LendingPoint’s focus: near-prime customers who apply for credit online. LoanHero’s focus: prime customers acquired through physical channels, such as doctor’s offices and dental practices, to name a few.
As Burnside explained, the acquisition made perfect sense, as it provided the two firms with an opportunity to blend LendingPoint’s credit underwriting and risk management knowledge with LoanHero’s established expertise in point-of-need, point-of-sale financing – and then applied that new, combined set of capabilities to a wider range of customers.
That category, according to Burnside, contains about 145 million consumers – who, he noted, have very particular points of need where underwriting and risk management capabilities are severely underdeveloped.
Breaking New Ground
Today, LendingPoint’s sweet spot is risk modeling, which enables them to underwrite loans for borrowers who are otherwise likely to be overlooked, or undervalued, by traditional scoring methods. Loans extended by LendingPoint are underwritten digitally; approval can come within seconds, and loan terms range from 24 to 48 months.
The goal for tomorrow, Burnside noted, is to extend that expertise into the very large world of point of need, point of sale financing – LoanHero’s sweet spot – to begin to expand from purely digital interactions to face-to-face consumer conversions. LoanHero has focused specifically in the retail, construction and medical fields, via co-branded partnerships with merchants and services providers.
The medical arena – including elective procedures like laser hair removal, dental, orthodontics and equipment, such as wheelchairs, Burnside noted – is a massive market that is largely underserved. Just one of LoanHero’s medical equipment-focused practices, Burnside noted, pushes through $500 million in financing a year alone. The personal medical equipment market is estimated to be worth $10 billion annually – and half of that is financed.
“If you are a dentist, you’ve already done all the work and spent all the money to bring the customer through the door,” Burnside said, adding that the combined entity will give that dentist an opportunity to offer credit to any patient, not just the prime patients who walk through their doors. Before the acquisition, the only other option for dentists was to take on the risk of financing the bill in-house, charging an upfront down payment to cover their costs and keeping tier fingers crossed that they’d get the balance repaid.
An Enterprise Solution
In addition to expanding credit offerings at the consumer’s point of need, those medical and dental practices can now extend those options without the responsibilities of the tedious, time-consuming payments and collections tasks associated with managing credit.
Burnside told Webster that LendingPoint is a credit-first balance sheet lender who has honed all aspects of managing the credit lifecycle for consumers who have often been turned away by other providers. Part of the opportunity that the LendingPoint/LoanHero combination will bring is the ability to act as the “back office” for these practices, so they don’t have to create their own entire dedicated system for payments and collections. And, Burnside said, they can redirect those resources to focus on building their business.

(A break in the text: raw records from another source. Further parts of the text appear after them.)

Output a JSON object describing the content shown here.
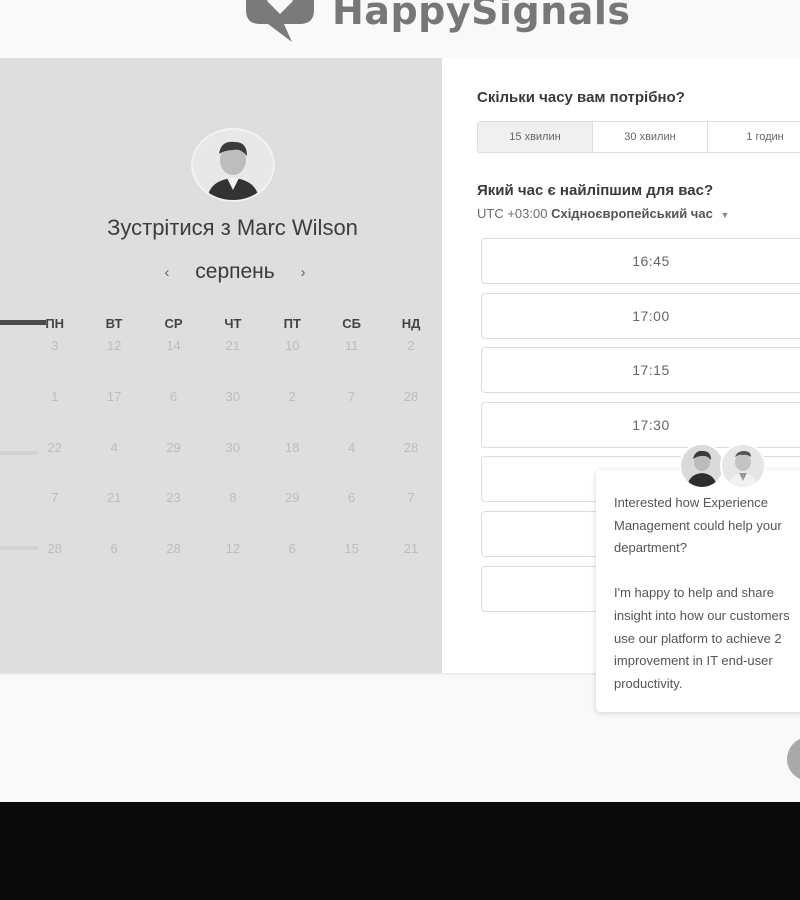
{
  "header": {
    "logo_text": "HappySignals",
    "logo_icon": "speech-heart-icon"
  },
  "left": {
    "title": "Зустрітися з Marc Wilson",
    "month": "серпень",
    "prev_icon": "‹",
    "next_icon": "›",
    "weekdays": [
      "ПН",
      "ВТ",
      "СР",
      "ЧТ",
      "ПТ",
      "СБ",
      "НД"
    ],
    "days": [
      [
        "3",
        "12",
        "14",
        "21",
        "10",
        "11",
        "2"
      ],
      [
        "1",
        "17",
        "6",
        "30",
        "2",
        "7",
        "28"
      ],
      [
        "22",
        "4",
        "29",
        "30",
        "18",
        "4",
        "28"
      ],
      [
        "7",
        "21",
        "23",
        "8",
        "29",
        "6",
        "7"
      ],
      [
        "28",
        "6",
        "28",
        "12",
        "6",
        "15",
        "21"
      ]
    ]
  },
  "right": {
    "duration_question": "Скільки часу вам потрібно?",
    "durations": [
      "15 хвилин",
      "30 хвилин",
      "1 годин"
    ],
    "selected_duration": "15 хвилин",
    "time_question": "Який час є найліпшим для вас?",
    "timezone_offset": "UTC +03:00",
    "timezone_name": "Східноєвропейський час",
    "slots": [
      "16:45",
      "17:00",
      "17:15",
      "17:30",
      "",
      "",
      ""
    ]
  },
  "chat": {
    "message": "Interested how Experience\nManagement could help your\ndepartment?\n\nI'm happy to help and share\ninsight into how our customers\nuse our platform to achieve 2\nimprovement in IT end-user\nproductivity."
  },
  "colors": {
    "page_bg": "#f9f9f9",
    "left_panel": "#dedede",
    "right_panel": "#ffffff",
    "bottom_bar": "#0a0a0a"
  }
}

“We want to be in the point of sale, point of need credit in a big way, and to scale the business the right way, which is what brought the LoanHero deal together,” he noted. “Our goal is to be first to market with a total enterprise solution that services both at prime and near prime consumers – first in medical and dental, and then in verticals that today have those same underserved point of sale/point of need credit profiles.”
That does not make them an antagonist to banks. Quite the opposite, Burnside pointed out: Mainstream financial players have a lot of the same problems that LoanHero did – they are well set up to serve prime customers directly, but bringing in near-prime customers is more complicated.
Connecting with LendingPoint, Burnside noted, allows banks to solve that problem by giving them a new channel to connect with those customers.
“We can help banks acquire customers who they are not lending to, but who they want to sell other products,” he said. “This gives them a chance to offer all those other accounts and ATM services that define their lifetime relationship with customers. When you think about it that way, we are the ultimate partner, because we offer a channel for them to reach customers with other services.”